By the way who decided that the asian population was no longer a minority? The last time I checked the population statistics they were still a minority of the US population.And this is why it pisses me off:
Kiara Savage [, a young black student,] was riding home on the school bus one day, not long after receiving her letter from TJ, when she overheard another student talking about the school. "They made the admissions process easier so black people and Hispanic people can get into the school," she recalled hearing the boy say. She tapped him on the shoulder. Excuse me, she said. TJ is a very prestigious school. The people who run it would not lower the standards just so they could add 50 more African Americans to their school. Trying not to lose her cool, she reminded herself of her 4.0 GPA, the countless hours she'd spent on the basketball court and soccer field, her two years of extracurricular math and science courses. She'd thrived on hard work -- and for all those reasons, she explained to the boy, she deserved every nod that came her way.
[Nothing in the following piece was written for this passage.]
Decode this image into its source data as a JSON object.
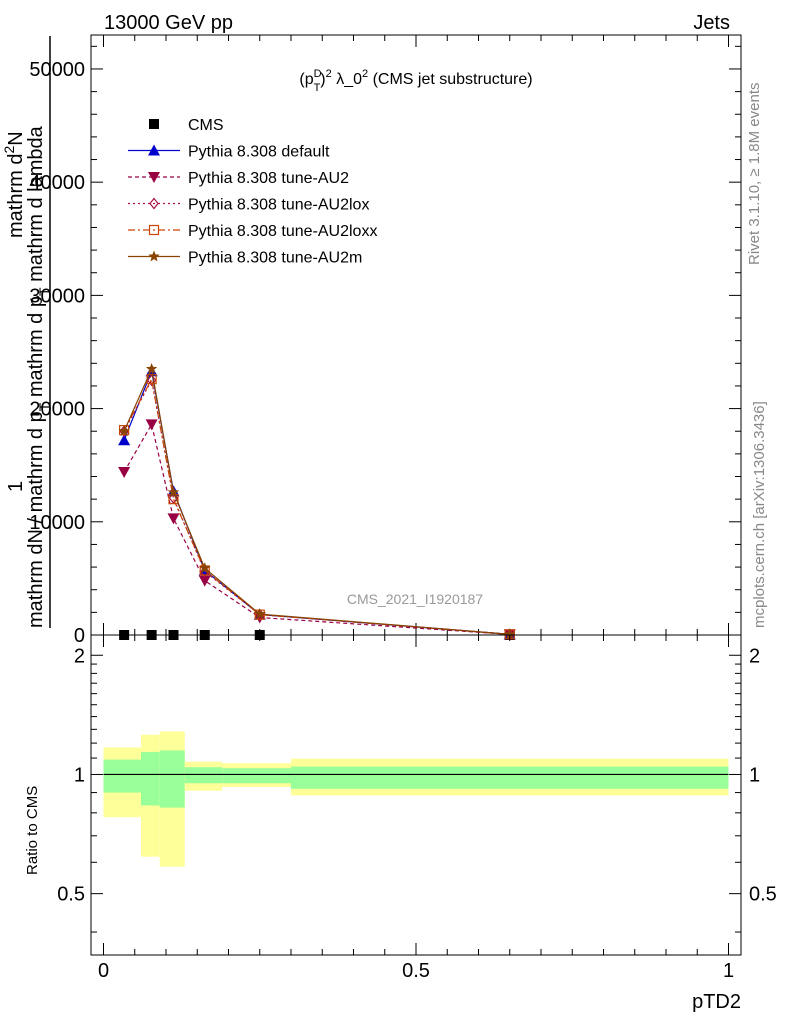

I can not even imagine how demeaning this situation would be. It creates hostility, reinforces stereotypes and degrades people’s self-worth.
The scariest part is up until now the little boy’s statement would be shown to be completely unfounded. Yet things have changed and if you reread the new admission guidelines, “The selection committees could consider applicants’ race and ethnicity when deciding whether to offer admission” it appears that the young boy’s comments may not be far off mark.
Thanks to the change in admissions policy now every “minority” now has to live through this sort of questioning of whether race played a role in their being admitted to TJ. I thought, much like Kiara, that “the people who run [TJHSST] would not lower the standards”.
And as if to add insult to injury,
As it turned out, the new admissions policy hadn't made a dramatic impact on the racial and ethnic mix at TJ. "I was pleased to see that we had 12 \[African American students\] accepted," Lodal \[\(TJ's principal\)\] said, one more than the previous year. "I would have been happier if we'd had 20."
20? Why don’t you go to the store and buy a coloring box? People should NEVER be divided into groups based on a sole characteristic as meaningless as skin color. This sort of quote in a magazine published by the Washington Post is simply unexcusable. It does a diservice to TJ and all of the students who go there. That is the true shame, not that TJ is “10 miles from the Lincoln Memorial, where Martin Luther King gave his speech, and [has] … so few black students.”
I can’t not even begin to describe the anger that I feel.